As noted above, Digital introduced the OpenVMS operating system with support for full 64-bit virtual addressing at the same time it introduced the Spiralog file system, in December 1995. The Spiralog design is based on the Sprite log-structured file system from the University of California, Berkeley. With its use of this log-structured approach, Spiralog offers major new performance features, including fast, application-consistent, online backup. Further, it is fully compatible with customers' existing Files-11 file systems, and applications that run on Files-11 will run on Spiralog with no modification. To deliver all of the features we felt were essential to meet the needs of our loyal customer base, the Spiralog team examined and resolved a number of technical issues. The papers in this issue describe some of the challenges they faced, including the decision to design a Files-11 file system emulation.

The delivery of the OpenVMS version 7.0 operating system and the Spiralog file system are part of Digital's continued commitment to the OpenVMS customer base. These products represent the work of dedicated, talented engineering teams that have deployed state-of-the-art technology in products that will help our customers remain competitive for years to come.

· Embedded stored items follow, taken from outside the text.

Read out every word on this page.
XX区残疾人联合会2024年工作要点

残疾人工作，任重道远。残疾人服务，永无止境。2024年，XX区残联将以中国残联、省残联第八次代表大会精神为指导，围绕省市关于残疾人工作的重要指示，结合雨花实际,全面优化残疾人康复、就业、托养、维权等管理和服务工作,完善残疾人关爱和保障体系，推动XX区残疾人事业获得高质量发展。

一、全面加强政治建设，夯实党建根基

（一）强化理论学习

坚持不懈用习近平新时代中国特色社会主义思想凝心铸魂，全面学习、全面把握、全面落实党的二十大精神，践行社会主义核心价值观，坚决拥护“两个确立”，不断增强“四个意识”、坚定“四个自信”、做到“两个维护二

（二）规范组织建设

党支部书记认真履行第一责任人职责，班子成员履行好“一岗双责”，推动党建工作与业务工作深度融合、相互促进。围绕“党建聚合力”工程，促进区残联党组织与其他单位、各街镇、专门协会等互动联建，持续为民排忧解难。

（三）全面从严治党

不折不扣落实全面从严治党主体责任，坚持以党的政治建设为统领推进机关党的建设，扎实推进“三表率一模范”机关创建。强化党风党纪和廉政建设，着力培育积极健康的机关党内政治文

In the OpenVMS group as elsewhere in Digital, we are committed to excellence in the development and delivery of business computing solutions. We will continue to maintain and enhance a product portfolio that meets our customers' need for true 24-hour by 365-day access to their data, full integration with Microsoft Windows NT environments, and the full complement of network solutions and application software for today and well into the next millennium.